BoSacks Speaks Out: Thoughts on publishing in times of a pandemic.

I’m not sure where to begin. As a man in his 60s with asthma, I sit here safely in self-imposed isolation in the center of Charlottesville, Virginia, frustrated and worried about my family and friends, and like everyone else hoping for effective leadership for all us from our governments both large and small.

I can only briefly try to express my sorrow for those lives already lost and for those yet to come in unknown numbers. The loss of life I expect will be so staggering, so overwhelming, so incomprehensible, as to be at first numbing and then painfully dwarfing anything in the experience of all our lives except for military wars. I hope I’m wrong, but I think not.

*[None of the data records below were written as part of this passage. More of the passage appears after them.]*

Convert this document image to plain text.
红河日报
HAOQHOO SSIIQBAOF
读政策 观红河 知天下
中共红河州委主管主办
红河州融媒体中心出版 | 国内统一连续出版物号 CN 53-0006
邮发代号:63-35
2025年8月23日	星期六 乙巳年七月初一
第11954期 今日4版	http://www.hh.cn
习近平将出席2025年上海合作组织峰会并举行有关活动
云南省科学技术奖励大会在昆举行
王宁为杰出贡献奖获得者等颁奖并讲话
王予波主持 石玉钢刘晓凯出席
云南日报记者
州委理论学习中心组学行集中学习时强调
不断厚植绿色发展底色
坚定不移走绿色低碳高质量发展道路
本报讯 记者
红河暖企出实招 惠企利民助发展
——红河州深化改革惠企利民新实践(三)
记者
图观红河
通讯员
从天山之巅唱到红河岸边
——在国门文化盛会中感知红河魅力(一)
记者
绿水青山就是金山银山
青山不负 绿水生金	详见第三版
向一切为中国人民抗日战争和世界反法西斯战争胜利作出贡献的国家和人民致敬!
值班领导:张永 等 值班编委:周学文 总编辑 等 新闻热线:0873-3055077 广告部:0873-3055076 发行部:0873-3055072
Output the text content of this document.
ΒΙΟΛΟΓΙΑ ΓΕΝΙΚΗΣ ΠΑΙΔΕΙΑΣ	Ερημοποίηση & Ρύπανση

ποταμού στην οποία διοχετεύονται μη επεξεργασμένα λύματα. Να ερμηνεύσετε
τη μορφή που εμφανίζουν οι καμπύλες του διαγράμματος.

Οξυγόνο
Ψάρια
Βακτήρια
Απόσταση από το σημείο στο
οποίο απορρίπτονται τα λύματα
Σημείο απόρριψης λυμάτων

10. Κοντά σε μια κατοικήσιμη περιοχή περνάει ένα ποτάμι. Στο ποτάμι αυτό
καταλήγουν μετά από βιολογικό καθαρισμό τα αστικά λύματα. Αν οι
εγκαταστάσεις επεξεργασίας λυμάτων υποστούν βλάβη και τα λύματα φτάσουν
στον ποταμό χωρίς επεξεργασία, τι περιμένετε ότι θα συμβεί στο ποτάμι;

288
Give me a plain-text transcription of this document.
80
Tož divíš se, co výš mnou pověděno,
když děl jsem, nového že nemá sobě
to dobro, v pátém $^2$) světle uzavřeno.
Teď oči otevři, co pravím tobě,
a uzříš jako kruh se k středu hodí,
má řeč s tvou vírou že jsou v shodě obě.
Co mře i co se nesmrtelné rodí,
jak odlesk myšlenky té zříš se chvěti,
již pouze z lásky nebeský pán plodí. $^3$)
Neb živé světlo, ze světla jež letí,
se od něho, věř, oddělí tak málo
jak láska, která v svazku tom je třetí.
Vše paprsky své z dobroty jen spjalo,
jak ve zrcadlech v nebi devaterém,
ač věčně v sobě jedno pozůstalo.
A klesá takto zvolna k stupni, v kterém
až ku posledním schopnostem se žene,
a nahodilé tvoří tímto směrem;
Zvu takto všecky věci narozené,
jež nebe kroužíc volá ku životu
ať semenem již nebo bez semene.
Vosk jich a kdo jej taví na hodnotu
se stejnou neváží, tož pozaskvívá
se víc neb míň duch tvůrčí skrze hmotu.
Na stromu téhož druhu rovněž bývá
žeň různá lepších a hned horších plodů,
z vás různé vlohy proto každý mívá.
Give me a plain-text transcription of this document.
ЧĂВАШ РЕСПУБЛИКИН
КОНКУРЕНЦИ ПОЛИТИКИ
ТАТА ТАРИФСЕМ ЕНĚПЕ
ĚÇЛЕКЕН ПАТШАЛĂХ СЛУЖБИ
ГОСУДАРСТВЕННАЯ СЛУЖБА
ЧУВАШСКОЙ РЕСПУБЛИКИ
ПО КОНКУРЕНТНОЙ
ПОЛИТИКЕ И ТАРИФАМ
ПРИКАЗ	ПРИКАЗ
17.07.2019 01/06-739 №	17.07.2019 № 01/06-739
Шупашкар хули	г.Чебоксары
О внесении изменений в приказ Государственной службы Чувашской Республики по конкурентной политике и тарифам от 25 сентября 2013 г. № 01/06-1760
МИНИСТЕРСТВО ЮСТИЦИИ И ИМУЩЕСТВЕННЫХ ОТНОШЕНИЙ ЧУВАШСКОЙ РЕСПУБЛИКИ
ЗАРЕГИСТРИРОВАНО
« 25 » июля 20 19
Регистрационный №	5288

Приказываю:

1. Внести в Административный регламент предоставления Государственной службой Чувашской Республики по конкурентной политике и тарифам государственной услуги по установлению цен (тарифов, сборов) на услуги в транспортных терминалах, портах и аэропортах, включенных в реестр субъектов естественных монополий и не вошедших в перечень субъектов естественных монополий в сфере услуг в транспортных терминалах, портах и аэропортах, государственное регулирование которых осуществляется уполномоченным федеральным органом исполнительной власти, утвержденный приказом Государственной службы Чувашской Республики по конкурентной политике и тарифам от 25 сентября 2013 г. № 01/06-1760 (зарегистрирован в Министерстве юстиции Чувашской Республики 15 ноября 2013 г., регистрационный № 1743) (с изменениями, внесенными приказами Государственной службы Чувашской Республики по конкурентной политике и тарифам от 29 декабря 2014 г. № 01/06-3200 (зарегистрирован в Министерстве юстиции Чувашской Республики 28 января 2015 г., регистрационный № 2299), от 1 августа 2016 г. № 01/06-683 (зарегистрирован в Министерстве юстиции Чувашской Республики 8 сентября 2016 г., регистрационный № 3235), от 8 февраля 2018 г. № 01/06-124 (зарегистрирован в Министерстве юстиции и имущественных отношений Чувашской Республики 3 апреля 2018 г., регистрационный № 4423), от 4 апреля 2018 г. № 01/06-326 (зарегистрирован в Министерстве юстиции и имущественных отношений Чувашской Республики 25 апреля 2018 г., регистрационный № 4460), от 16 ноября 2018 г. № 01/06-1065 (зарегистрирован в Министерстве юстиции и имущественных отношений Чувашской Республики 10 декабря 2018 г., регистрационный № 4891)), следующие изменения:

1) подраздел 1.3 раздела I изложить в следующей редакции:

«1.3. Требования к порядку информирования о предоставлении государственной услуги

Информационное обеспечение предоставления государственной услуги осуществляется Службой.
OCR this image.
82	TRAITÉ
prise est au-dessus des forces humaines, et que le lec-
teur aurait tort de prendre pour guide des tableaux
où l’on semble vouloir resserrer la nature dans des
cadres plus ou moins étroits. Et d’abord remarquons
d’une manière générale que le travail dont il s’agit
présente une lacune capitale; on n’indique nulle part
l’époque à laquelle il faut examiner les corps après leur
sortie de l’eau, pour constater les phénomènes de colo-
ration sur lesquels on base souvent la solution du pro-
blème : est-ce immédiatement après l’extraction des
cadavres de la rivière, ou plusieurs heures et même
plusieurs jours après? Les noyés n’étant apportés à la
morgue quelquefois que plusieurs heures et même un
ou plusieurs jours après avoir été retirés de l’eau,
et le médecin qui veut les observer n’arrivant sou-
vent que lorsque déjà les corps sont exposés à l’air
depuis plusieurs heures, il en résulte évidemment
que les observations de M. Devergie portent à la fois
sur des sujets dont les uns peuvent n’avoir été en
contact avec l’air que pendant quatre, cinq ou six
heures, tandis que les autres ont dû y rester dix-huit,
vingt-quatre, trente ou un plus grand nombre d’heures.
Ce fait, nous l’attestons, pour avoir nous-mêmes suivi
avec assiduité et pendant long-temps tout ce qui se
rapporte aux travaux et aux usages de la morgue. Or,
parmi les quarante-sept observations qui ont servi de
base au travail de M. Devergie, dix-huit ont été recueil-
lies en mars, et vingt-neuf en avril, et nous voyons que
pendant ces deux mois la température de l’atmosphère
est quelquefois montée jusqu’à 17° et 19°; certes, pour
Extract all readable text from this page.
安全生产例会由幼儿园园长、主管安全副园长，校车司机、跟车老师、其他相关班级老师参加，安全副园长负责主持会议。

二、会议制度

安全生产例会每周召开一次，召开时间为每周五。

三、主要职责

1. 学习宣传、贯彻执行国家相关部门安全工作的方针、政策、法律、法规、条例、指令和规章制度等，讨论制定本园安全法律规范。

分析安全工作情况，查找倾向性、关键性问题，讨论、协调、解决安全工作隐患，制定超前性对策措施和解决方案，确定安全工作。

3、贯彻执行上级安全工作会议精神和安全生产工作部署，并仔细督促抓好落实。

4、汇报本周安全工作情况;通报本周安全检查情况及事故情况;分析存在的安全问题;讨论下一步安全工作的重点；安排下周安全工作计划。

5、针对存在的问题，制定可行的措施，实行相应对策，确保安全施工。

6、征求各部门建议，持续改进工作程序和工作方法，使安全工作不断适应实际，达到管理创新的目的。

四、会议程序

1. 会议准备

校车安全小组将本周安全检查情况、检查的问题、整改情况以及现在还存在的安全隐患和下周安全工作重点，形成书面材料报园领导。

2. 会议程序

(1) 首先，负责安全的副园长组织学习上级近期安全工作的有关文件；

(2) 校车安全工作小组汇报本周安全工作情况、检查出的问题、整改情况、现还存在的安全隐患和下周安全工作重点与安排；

I expect we may all know someone who will have lost a loved one or two. We are in a very difficult war—a war with an invisible enemy. Our enemy has no honor, no conscience, no thoughtful methodology, no underlying principles. It is a living, microscopic breeding warrior that needs to infect us so that it can live and infect another day.

There are several moments in history when you can draw a historic boundary line and say, “Today, the universe changed.” This pandemic is one of those days and one of those moments.

On a more positive note, it is in times like these that I’m most proud to belong to the publishing community. It is our job to communicate, inform, counsel, and inject cautious sobriety into the body politic. And that is something we are dammed good at. We will all adapt our work methodologies, our business plans, and, in so doing, protect the people by distributing knowledge to the best of our abilities. That is a responsibility we have always willingly accepted.

My heart goes out to you all. I do not know how we fight an invisible enemy that has no fear and no understandable agenda except by following the advice of our scientific leaders. They are good at what they do, and we are good at distributing and explaining the science to our readers.

I would love to wish you peace and serenity, but I do not think we will have it for some time to come. But we still have love and hope. There is no war in history that has ever diminished love and hope. I love my family and friends and people I have never met. I continue to hope that someday, humanity will achieve a state of global peace and contentment. After all, isn’t that what we all seek? A roof over everybody’s head and a chicken in every pot and our families safe and sound and without fear.

I hope you are all safe and that tonight you get a chance to hug your family and mentally embrace your friends from a safe distance.